NYAFF 2006: “Funky Forest: The First Contact,” “Ski Jumping Pairs: Road to Torino 2006.”
Posted by Alison Willmore on
Still wounded — here’s one we had prewritten:
You do not know strange until you’ve seen "Funky Forest: The First Contact," from a team of three writers/directors that includes Katsuhito Ishii, whose "The Taste of Tea" won the audience award at last year’s festival. "The Taste of Tea," while also off-kilter, did have a narrative; "Funky Forest" is a collection of sketches strung together by
barely overlapping characters that resembles nothing so much as the experience of late night flipping through public access channels while half asleep on the couch. Powerfully bizarre, often hilarious public access channels: reoccuring characters include the "Unpopular-With-Women Brothers" (one practices elaborate dance routines, another is a chubby white kid, and the third is Tadanobu Asano, strumming solemnly and not very skillfully on a guitar) and the "Babbling Hot Spring Vixens" (self-explanatory?). At various times the film can recall David Cronenberg, Bill Plympton, the more non sequitur-prone moments of Monty Python and, oddly enough, Wes Anderson, but mainly it defies description, two and a half hours of aliens, variety show comedy, rambling anecdotes, dream sequences and dance-offs, interrupted halfway-through with a message that Side A is over and that Side B will start after a three-minute intermission. If you can get on its wavelength (which for some may require chemical aid) there’s lots of fun to be had, particularly in any of the scenes featuring Asano, surely the oddest international heartthrob around with his infallibly befuddled earnestness.
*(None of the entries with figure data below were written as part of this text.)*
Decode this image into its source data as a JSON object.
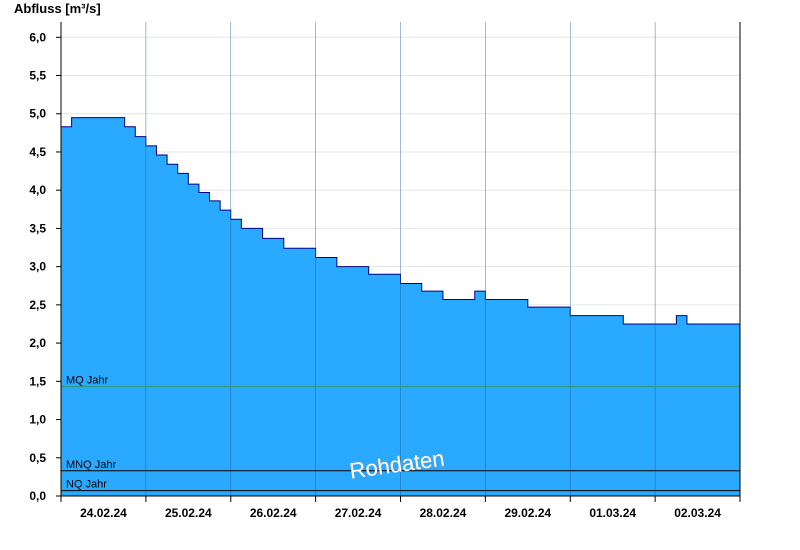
{
  "chart_data": {
    "type": "area",
    "title": "Abfluss [m³/s]",
    "ylabel": "Abfluss [m³/s]",
    "xlabel": "",
    "ylim": [
      0,
      6.2
    ],
    "y_ticks": [
      0.0,
      0.5,
      1.0,
      1.5,
      2.0,
      2.5,
      3.0,
      3.5,
      4.0,
      4.5,
      5.0,
      5.5,
      6.0
    ],
    "y_tick_labels": [
      "0,0",
      "0,5",
      "1,0",
      "1,5",
      "2,0",
      "2,5",
      "3,0",
      "3,5",
      "4,0",
      "4,5",
      "5,0",
      "5,5",
      "6,0"
    ],
    "x_tick_labels": [
      "24.02.24",
      "25.02.24",
      "26.02.24",
      "27.02.24",
      "28.02.24",
      "29.02.24",
      "01.03.24",
      "02.03.24"
    ],
    "grid": true,
    "fill_color": "#29a9ff",
    "line_color": "#000080",
    "series": [
      {
        "x": [
          "24.02.24 00:00",
          "24.02.24 03:00",
          "24.02.24 06:00",
          "24.02.24 09:00",
          "24.02.24 12:00",
          "24.02.24 15:00",
          "24.02.24 18:00",
          "24.02.24 21:00",
          "25.02.24 00:00",
          "25.02.24 03:00",
          "25.02.24 06:00",
          "25.02.24 09:00",
          "25.02.24 12:00",
          "25.02.24 15:00",
          "25.02.24 18:00",
          "25.02.24 21:00",
          "26.02.24 00:00",
          "26.02.24 03:00",
          "26.02.24 06:00",
          "26.02.24 09:00",
          "26.02.24 12:00",
          "26.02.24 15:00",
          "26.02.24 18:00",
          "26.02.24 21:00",
          "27.02.24 00:00",
          "27.02.24 03:00",
          "27.02.24 06:00",
          "27.02.24 09:00",
          "27.02.24 12:00",
          "27.02.24 15:00",
          "27.02.24 18:00",
          "27.02.24 21:00",
          "28.02.24 00:00",
          "28.02.24 03:00",
          "28.02.24 06:00",
          "28.02.24 09:00",
          "28.02.24 12:00",
          "28.02.24 15:00",
          "28.02.24 18:00",
          "28.02.24 21:00",
          "29.02.24 00:00",
          "29.02.24 03:00",
          "29.02.24 06:00",
          "29.02.24 09:00",
          "29.02.24 12:00",
          "29.02.24 15:00",
          "29.02.24 18:00",
          "29.02.24 21:00",
          "01.03.24 00:00",
          "01.03.24 03:00",
          "01.03.24 06:00",
          "01.03.24 09:00",
          "01.03.24 12:00",
          "01.03.24 15:00",
          "01.03.24 18:00",
          "01.03.24 21:00",
          "02.03.24 00:00",
          "02.03.24 03:00",
          "02.03.24 06:00",
          "02.03.24 09:00",
          "02.03.24 12:00",
          "02.03.24 15:00",
          "02.03.24 18:00",
          "02.03.24 21:00",
          "03.03.24 00:00"
        ],
        "values": [
          4.83,
          4.95,
          4.95,
          4.95,
          4.95,
          4.95,
          4.83,
          4.7,
          4.58,
          4.46,
          4.34,
          4.22,
          4.08,
          3.97,
          3.86,
          3.74,
          3.62,
          3.5,
          3.5,
          3.37,
          3.37,
          3.24,
          3.24,
          3.24,
          3.12,
          3.12,
          3.0,
          3.0,
          3.0,
          2.9,
          2.9,
          2.9,
          2.78,
          2.78,
          2.68,
          2.68,
          2.57,
          2.57,
          2.57,
          2.68,
          2.57,
          2.57,
          2.57,
          2.57,
          2.47,
          2.47,
          2.47,
          2.47,
          2.36,
          2.36,
          2.36,
          2.36,
          2.36,
          2.25,
          2.25,
          2.25,
          2.25,
          2.25,
          2.36,
          2.25,
          2.25,
          2.25,
          2.25,
          2.25,
          2.25
        ]
      }
    ],
    "reference_lines": [
      {
        "label": "MQ Jahr",
        "value": 1.43,
        "color": "#339966"
      },
      {
        "label": "MNQ Jahr",
        "value": 0.33,
        "color": "#000000"
      },
      {
        "label": "NQ Jahr",
        "value": 0.07,
        "color": "#000000"
      }
    ],
    "watermark": "Rohdaten"
  }
}
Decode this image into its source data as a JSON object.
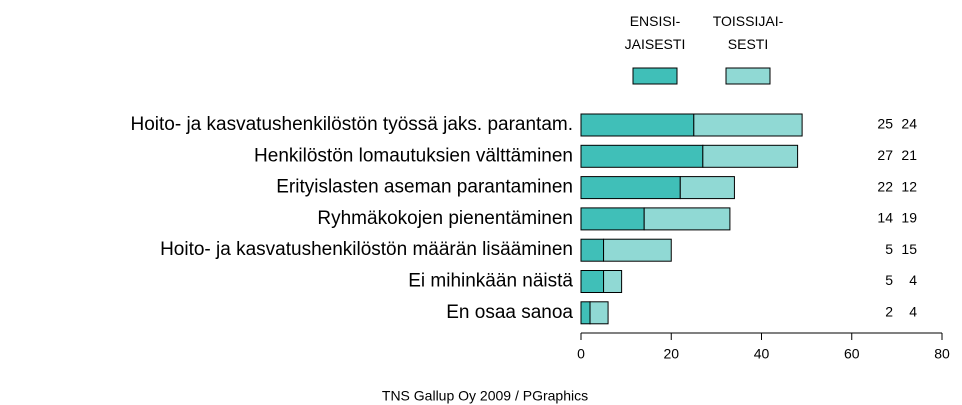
{
  "chart_data": {
    "type": "stacked-barh",
    "categories": [
      "Hoito- ja kasvatushenkilöstön työssä jaks. parantam.",
      "Henkilöstön lomautuksien välttäminen",
      "Erityislasten aseman parantaminen",
      "Ryhmäkokojen pienentäminen",
      "Hoito- ja kasvatushenkilöstön määrän lisääminen",
      "Ei mihinkään näistä",
      "En osaa sanoa"
    ],
    "series": [
      {
        "name": "ENSISI-\nJAISESTI",
        "color": "#40bfb8",
        "values": [
          25,
          27,
          22,
          14,
          5,
          5,
          2
        ]
      },
      {
        "name": "TOISSIJAI-\nSESTI",
        "color": "#90d9d4",
        "values": [
          24,
          21,
          12,
          19,
          15,
          4,
          4
        ]
      }
    ],
    "xlim": [
      0,
      80
    ],
    "xticks": [
      0,
      20,
      40,
      60,
      80
    ],
    "source": "TNS Gallup Oy 2009 / PGraphics"
  }
}
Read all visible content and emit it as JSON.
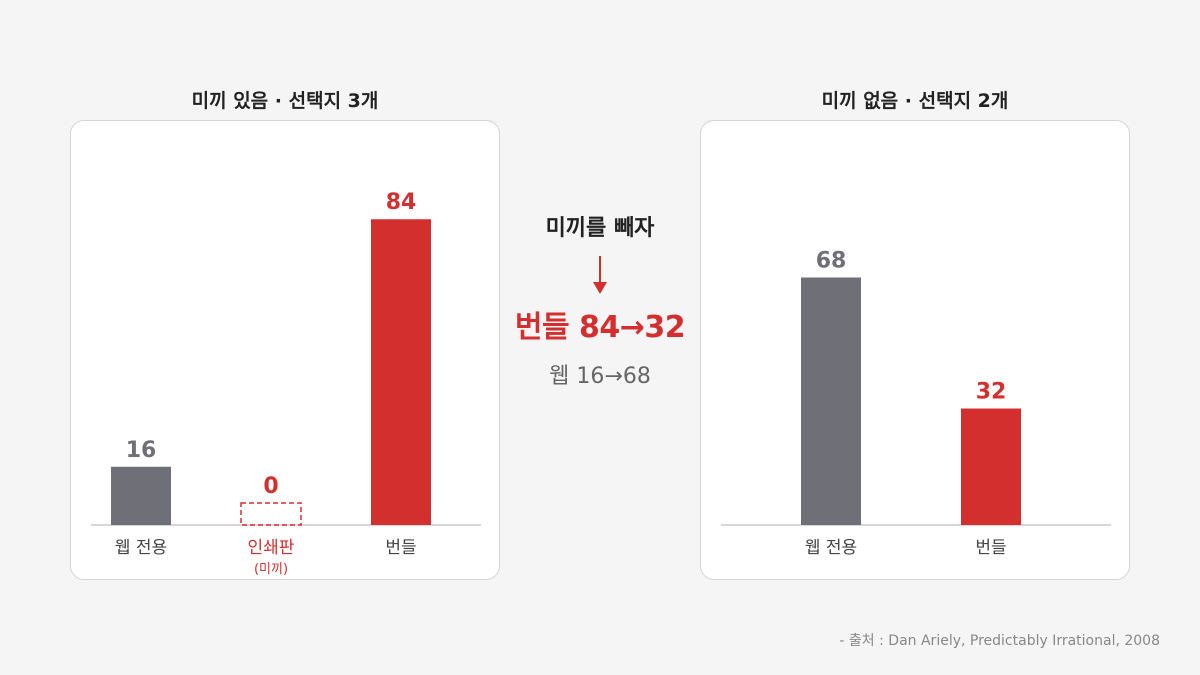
{
  "colors": {
    "gray": "#6f6f78",
    "red": "#d32f2f",
    "axis": "#c9c9c9",
    "text_dark": "#444444"
  },
  "chart_data": [
    {
      "type": "bar",
      "title": "미끼 있음 · 선택지 3개",
      "categories": [
        "웹 전용",
        "인쇄판",
        "번들"
      ],
      "category_notes": [
        "",
        "(미끼)",
        ""
      ],
      "values": [
        16,
        0,
        84
      ],
      "bar_colors": [
        "gray",
        "red-dashed",
        "red"
      ],
      "label_colors": [
        "gray",
        "red",
        "red"
      ],
      "ylim": [
        0,
        100
      ],
      "grid": false
    },
    {
      "type": "bar",
      "title": "미끼 없음 · 선택지 2개",
      "categories": [
        "웹 전용",
        "번들"
      ],
      "values": [
        68,
        32
      ],
      "bar_colors": [
        "gray",
        "red"
      ],
      "label_colors": [
        "gray",
        "red"
      ],
      "ylim": [
        0,
        100
      ],
      "grid": false
    }
  ],
  "middle": {
    "heading": "미끼를 빼자",
    "highlight": "번들 84→32",
    "sub": "웹 16→68"
  },
  "source": "- 출처 : Dan Ariely, Predictably Irrational, 2008"
}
Quietly just as strange, and possibly our favorite film in the festival, is Riichiro Mashima and Masaki Kobayashi’s "Ski Jumping Pairs: Road to Torino 2006," a mockumentary about a fake sport. We know; we’re all for a ten-year moratorium on the genre ourselves, but the delirium of "Ski Jumping Pairs" is impossible to deny: done in the form of a drippy Olympic network special leading up to finals, the film fetishistically layers on all of the elements of a sentimental look at the history of a homegrown sport, from a somber presenter (Shosuke Tanihara, who actually does host TV programs), archival and home movie footage, reflective talking heads, effusive narration and heavy-handed foreshadowing, all to tell the story of brilliant physicist Toshifumi Harada, who, growing up in Hokkaido "devoted himself to skiing and Einstein" and became determined to apply his theory of "special flying object mitosis," aka the Rendezvous Theory, to the sport of ski jumping, using his twin sons as the pioneers. There are of course obstacles and tragedies to overcome, but "Ski Jumping Pairs" never overplays its watery-eyed, subdued sincerity, poking fun at the unavoidable Japanese spirit of ganbaru, of hanging in there and trying one’s best. The film started as a CGI short, and towards the end the main action shifts over to CG work of a quality that will impress no one; still, by that time we were well caught up in the saga of the Harada brothers, who barrel towards a final triumph that is inevitable, ludicrous, and still, somehow, somewhat touching.
"Funky Forest" screens tonight and June 24th at the Anthology; "Ski
Jumping Pairs" also screens tonight and on June 23rd at the Anthology.